Introduction: Today, a variety of procedures are available for ventral hernia repair. Prosthetic reinforcement is necessary in all but the smallest of hernias to reduce recurrence rates. However, the ideal site of mesh placement for better outcomes in open repair has not been established in literature.
Aim: To compare onlay and underlay (either retrorectal or preperitoneal) techniques in adults, with respect to operative parameters and treatment outcomes, and to determine the associated prognostic factors.
Materials and Methods: This prospective, observational study was conducted from January 2012 to January 2015 at Bangalore Medical College and Research Institute; 199 patients with midline ventral hernias (primary or following first recurrence) with defect size less than 10cm and scheduled to undergo mesh repair were selected. Demographic data, relevant comorbidities, body mass indices and hernia characteristics were noted preoperatively. Type of repair was decided by the attending surgeon based on clinical judgement. Operating time, post-operative pain, wound-related complications and duration of hospitalization were recorded. Patients were followed-up for two years to detect recurrence. Statistical analysis was performed using one way-ANOVA to compare means and Chi-square test, to determine association between categorical variables. p-value <0.05 was considered statistically significant.

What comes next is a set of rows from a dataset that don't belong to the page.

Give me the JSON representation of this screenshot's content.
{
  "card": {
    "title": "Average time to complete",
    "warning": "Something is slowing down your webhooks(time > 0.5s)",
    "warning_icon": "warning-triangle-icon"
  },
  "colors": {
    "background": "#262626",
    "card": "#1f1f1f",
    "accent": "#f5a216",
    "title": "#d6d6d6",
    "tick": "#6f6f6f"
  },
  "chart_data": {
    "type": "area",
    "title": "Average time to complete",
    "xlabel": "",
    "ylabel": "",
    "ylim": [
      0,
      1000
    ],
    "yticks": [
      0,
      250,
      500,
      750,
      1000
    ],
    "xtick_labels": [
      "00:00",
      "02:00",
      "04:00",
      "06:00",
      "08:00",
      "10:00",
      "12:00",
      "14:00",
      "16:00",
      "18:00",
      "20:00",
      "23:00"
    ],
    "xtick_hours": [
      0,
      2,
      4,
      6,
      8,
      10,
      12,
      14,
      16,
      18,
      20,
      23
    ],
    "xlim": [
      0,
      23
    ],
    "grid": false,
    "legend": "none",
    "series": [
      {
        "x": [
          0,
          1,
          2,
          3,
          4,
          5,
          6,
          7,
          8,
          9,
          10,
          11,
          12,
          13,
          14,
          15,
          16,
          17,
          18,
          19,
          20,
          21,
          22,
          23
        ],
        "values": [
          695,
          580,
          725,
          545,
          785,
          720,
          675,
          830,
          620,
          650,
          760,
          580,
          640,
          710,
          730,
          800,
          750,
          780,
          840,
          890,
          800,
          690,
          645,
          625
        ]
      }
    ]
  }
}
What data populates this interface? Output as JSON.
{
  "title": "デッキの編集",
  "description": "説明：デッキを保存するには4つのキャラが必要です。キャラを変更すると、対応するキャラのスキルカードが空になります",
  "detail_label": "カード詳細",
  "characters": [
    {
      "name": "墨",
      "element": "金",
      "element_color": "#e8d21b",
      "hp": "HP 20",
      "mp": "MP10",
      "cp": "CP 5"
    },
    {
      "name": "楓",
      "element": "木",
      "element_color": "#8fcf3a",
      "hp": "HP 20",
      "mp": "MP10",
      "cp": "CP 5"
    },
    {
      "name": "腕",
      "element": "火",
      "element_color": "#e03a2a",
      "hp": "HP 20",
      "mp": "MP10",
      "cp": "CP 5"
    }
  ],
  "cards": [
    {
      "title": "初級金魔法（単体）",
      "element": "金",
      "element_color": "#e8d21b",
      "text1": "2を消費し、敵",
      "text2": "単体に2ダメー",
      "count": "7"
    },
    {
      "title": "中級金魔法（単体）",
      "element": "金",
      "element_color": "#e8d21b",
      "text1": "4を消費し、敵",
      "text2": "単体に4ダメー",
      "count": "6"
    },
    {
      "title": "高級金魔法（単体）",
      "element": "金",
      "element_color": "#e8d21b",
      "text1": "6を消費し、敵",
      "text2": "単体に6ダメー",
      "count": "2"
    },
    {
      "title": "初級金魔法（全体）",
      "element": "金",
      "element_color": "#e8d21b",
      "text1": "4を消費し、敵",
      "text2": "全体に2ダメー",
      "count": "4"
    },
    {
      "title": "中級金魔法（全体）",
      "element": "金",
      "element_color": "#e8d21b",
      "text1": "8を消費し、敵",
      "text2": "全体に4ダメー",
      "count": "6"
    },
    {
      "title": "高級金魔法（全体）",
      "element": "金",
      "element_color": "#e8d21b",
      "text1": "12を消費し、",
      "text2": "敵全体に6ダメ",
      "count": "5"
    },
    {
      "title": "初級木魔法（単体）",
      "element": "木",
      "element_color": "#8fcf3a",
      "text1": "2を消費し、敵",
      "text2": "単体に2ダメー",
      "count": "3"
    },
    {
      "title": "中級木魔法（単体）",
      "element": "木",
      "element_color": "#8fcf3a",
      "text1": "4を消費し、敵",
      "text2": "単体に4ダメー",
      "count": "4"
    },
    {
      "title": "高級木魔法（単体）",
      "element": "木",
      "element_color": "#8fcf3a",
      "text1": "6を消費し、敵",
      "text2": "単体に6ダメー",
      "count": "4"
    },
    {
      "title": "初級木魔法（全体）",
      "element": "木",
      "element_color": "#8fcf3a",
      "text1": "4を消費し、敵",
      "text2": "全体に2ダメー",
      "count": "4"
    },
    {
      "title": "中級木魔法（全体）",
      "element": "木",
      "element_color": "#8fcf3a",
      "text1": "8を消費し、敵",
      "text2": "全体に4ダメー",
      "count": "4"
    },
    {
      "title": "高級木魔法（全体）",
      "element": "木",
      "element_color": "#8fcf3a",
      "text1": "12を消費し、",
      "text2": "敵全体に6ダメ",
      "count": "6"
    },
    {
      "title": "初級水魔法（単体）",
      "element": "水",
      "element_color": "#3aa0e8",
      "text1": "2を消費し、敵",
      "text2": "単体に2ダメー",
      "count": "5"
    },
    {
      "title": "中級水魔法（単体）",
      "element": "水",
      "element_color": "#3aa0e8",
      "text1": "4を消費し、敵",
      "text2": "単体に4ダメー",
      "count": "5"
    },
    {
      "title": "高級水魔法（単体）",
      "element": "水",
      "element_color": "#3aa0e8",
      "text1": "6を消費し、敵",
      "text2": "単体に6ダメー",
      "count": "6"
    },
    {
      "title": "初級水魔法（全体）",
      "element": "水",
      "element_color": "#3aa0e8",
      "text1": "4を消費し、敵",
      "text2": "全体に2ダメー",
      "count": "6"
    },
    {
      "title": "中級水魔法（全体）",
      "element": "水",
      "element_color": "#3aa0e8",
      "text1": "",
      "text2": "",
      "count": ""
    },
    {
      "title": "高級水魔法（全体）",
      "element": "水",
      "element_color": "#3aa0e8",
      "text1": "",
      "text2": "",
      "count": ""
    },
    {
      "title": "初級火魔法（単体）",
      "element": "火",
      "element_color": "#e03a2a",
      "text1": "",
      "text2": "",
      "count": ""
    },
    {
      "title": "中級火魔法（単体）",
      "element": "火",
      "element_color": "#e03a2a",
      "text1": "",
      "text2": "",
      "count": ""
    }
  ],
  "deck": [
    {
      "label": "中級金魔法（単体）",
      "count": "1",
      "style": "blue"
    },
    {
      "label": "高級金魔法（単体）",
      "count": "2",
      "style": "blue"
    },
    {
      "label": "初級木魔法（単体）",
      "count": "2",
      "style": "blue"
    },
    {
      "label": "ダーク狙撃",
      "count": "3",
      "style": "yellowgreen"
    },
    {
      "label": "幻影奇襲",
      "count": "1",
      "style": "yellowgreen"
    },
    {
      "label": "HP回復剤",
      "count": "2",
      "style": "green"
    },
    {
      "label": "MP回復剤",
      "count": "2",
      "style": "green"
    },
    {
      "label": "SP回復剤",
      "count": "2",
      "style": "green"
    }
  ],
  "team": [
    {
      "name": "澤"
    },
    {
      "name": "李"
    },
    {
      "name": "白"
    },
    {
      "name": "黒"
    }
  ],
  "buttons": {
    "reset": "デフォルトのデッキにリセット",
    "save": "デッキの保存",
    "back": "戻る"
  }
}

Results: Mean age at presentation was 44.3±12.90years. Females comprised 77.9% of cases. Primary hernias constituted 66.3%. Mean follow-up period was 15.9±8.39months. Onlay repair was performed in 56.3% whereas retrorectal and preperitoneal in 22.6% and 21.1% cases, respectively. Significantly shorter operating time (in minutes) was noted with onlay (48.8±8.63) compared to retrorectal (59.0±15.47) and preperitoneal (64.5±16.00) repairs (p<0.001). Differences in pain scores were not statistically significant. Incidence of surgical site occurrences (SSO) and length of hospitalization were significantly higher with onlay repair (p-values 0.005 and <0.001, respectively). Statistical significance was not evident when comparing recurrence rates at 1year follow-up. Obesity, diabetes and previous surgery were associated with significantly higher SSO rates, pain scores and duration of hospital stay.
Conclusion: Compared to onlay, underlay repairs have significantly lower wound-related complications and may be considered the procedure of choice over other open techniques for small, uncomplicated ventral hernias. Obesity, diabetes and prior surgery are important risk factors adversely affecting surgical outcomes.